Introduction and Objectives Shared care allows for optimal local management of patients with support and guidance from the specialist secondary/tertiary care multidisciplinary teams. Implementing shared care for patients managed with immunomodulatory medicines by an interstitial lung disease (ILD) service was accelerated during the COVID-19 pandemic to minimise the risks associated with travelling to a specialist clinic for consultation, monitoring and supply of medication.
Methods Patients were deemed eligible for shared care if they had been prescribed a stable dose of immunomodulatory medication included in the shared care guideline for 3 months. The specialist pharmacist(s) sought permission from the patient and requests were sent to general practitioners (GPs) with a primary care decision form to be returned within 2 weeks. Reminders were sent for shared care responses not received within this timeframe. All patients that had shared care accepted were transferred to GP for the monitoring and supply of immunomodulatory therapy. All other patients were monitored remotely and had medications supplied via specialist centre.
Results Of 352 eligible patients, 350 agreed to requesting shared care with primary care providers for immunomodulatory medication(s). Acceptance of shared care was received for 226 patients (65%) and refusal for 17 patients (5%). The barriers to transferring care included no response from GP (104 patients, 30%), hospital only status of medicine under local Clinical Commissioning Group (CCG), patient deemed complex by GP and/or poor adherence.

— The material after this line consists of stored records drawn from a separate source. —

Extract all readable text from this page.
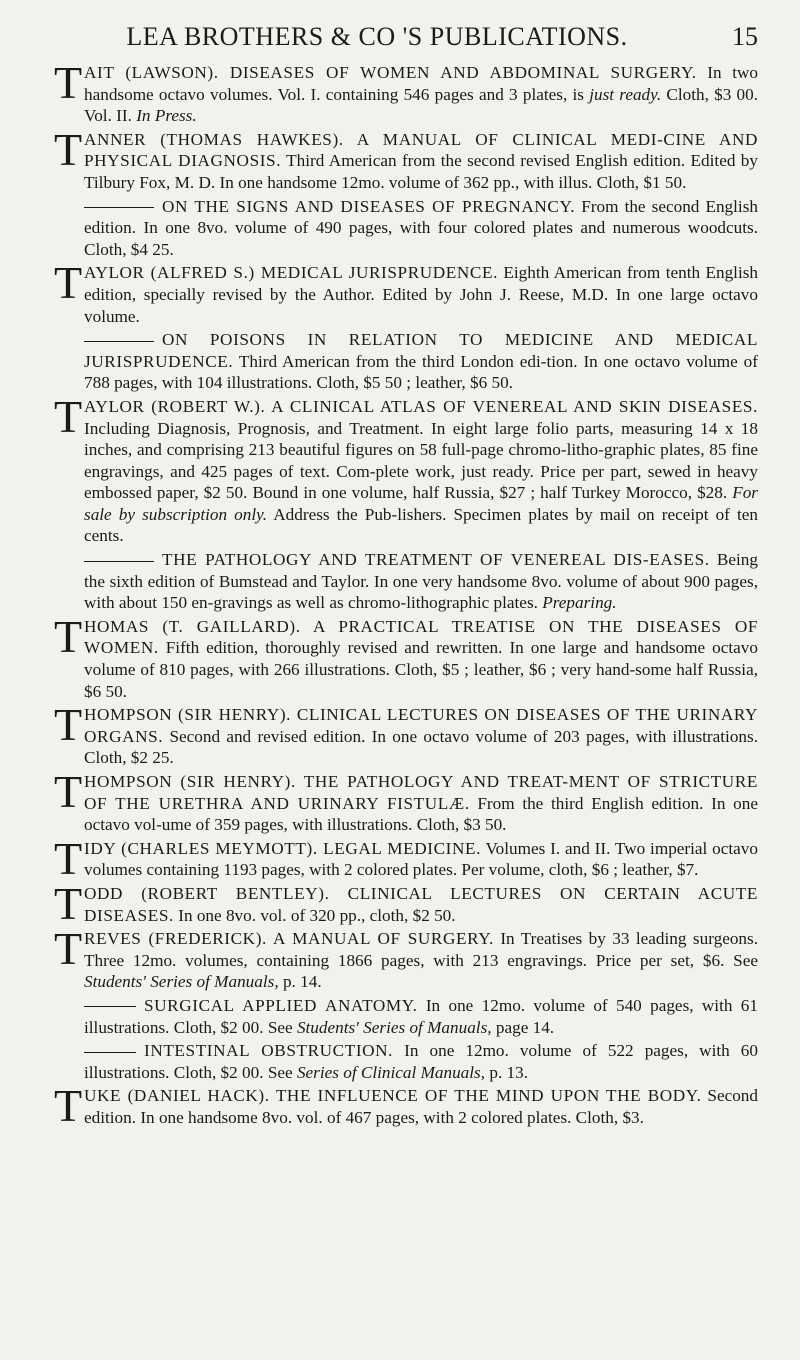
LEA BROTHERS & CO 'S PUBLICATIONS.	15
T AIT (LAWSON). DISEASES OF WOMEN AND ABDOMINAL SURGERY. In two handsome octavo volumes. Vol. I. containing 546 pages and 3 plates, is just ready. Cloth, $3 00. Vol. II. In Press.
T ANNER (THOMAS HAWKES). A MANUAL OF CLINICAL MEDI-CINE AND PHYSICAL DIAGNOSIS. Third American from the second revised English edition. Edited by Tilbury Fox, M. D. In one handsome 12mo. volume of 362 pp., with illus. Cloth, $1 50.
ON THE SIGNS AND DISEASES OF PREGNANCY. From the second English edition. In one 8vo. volume of 490 pages, with four colored plates and numerous woodcuts. Cloth, $4 25.
T AYLOR (ALFRED S.) MEDICAL JURISPRUDENCE. Eighth American from tenth English edition, specially revised by the Author. Edited by John J. Reese, M.D. In one large octavo volume.
ON POISONS IN RELATION TO MEDICINE AND MEDICAL JURISPRUDENCE. Third American from the third London edi-tion. In one octavo volume of 788 pages, with 104 illustrations. Cloth, $5 50 ; leather, $6 50.
T AYLOR (ROBERT W.). A CLINICAL ATLAS OF VENEREAL AND SKIN DISEASES. Including Diagnosis, Prognosis, and Treatment. In eight large folio parts, measuring 14 x 18 inches, and comprising 213 beautiful figures on 58 full-page chromo-litho-graphic plates, 85 fine engravings, and 425 pages of text. Com-plete work, just ready. Price per part, sewed in heavy embossed paper, $2 50. Bound in one volume, half Russia, $27 ; half Turkey Morocco, $28. For sale by subscription only. Address the Pub-lishers. Specimen plates by mail on receipt of ten cents.
THE PATHOLOGY AND TREATMENT OF VENEREAL DIS-EASES. Being the sixth edition of Bumstead and Taylor. In one very handsome 8vo. volume of about 900 pages, with about 150 en-gravings as well as chromo-lithographic plates. Preparing.
T HOMAS (T. GAILLARD). A PRACTICAL TREATISE ON THE DISEASES OF WOMEN. Fifth edition, thoroughly revised and rewritten. In one large and handsome octavo volume of 810 pages, with 266 illustrations. Cloth, $5 ; leather, $6 ; very hand-some half Russia, $6 50.
T HOMPSON (SIR HENRY). CLINICAL LECTURES ON DISEASES OF THE URINARY ORGANS. Second and revised edition. In one octavo volume of 203 pages, with illustrations. Cloth, $2 25.
T HOMPSON (SIR HENRY). THE PATHOLOGY AND TREAT-MENT OF STRICTURE OF THE URETHRA AND URINARY FISTULÆ. From the third English edition. In one octavo vol-ume of 359 pages, with illustrations. Cloth, $3 50.
T IDY (CHARLES MEYMOTT). LEGAL MEDICINE. Volumes I. and II. Two imperial octavo volumes containing 1193 pages, with 2 colored plates. Per volume, cloth, $6 ; leather, $7.
T ODD (ROBERT BENTLEY). CLINICAL LECTURES ON CERTAIN ACUTE DISEASES. In one 8vo. vol. of 320 pp., cloth, $2 50.
T REVES (FREDERICK). A MANUAL OF SURGERY. In Treatises by 33 leading surgeons. Three 12mo. volumes, containing 1866 pages, with 213 engravings. Price per set, $6. See Students' Series of Manuals, p. 14.
SURGICAL APPLIED ANATOMY. In one 12mo. volume of 540 pages, with 61 illustrations. Cloth, $2 00. See Students' Series of Manuals, page 14.
INTESTINAL OBSTRUCTION. In one 12mo. volume of 522 pages, with 60 illustrations. Cloth, $2 00. See Series of Clinical Manuals, p. 13.
T UKE (DANIEL HACK). THE INFLUENCE OF THE MIND UPON THE BODY. Second edition. In one handsome 8vo. vol. of 467 pages, with 2 colored plates. Cloth, $3.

Conclusions This study demonstrates how different healthcare providers worked together effectively to deliver high standards of integrated care, tailored to the individual needs of patients with ILD, during the COVID-19 pandemic. Uptake of shared care could be improved by direct communication pathways with GPs, increased education in the management of immunomodulatory medicine(s) for primary care providers and review of CCG categorisation of medicines included in the shared care agreement. Shared care may improve accessibility to medicines and reduce environmental impact. We suggest further studies to assess monitoring in primary care, patient feedback, impact on specialist clinic capacity and financial implications.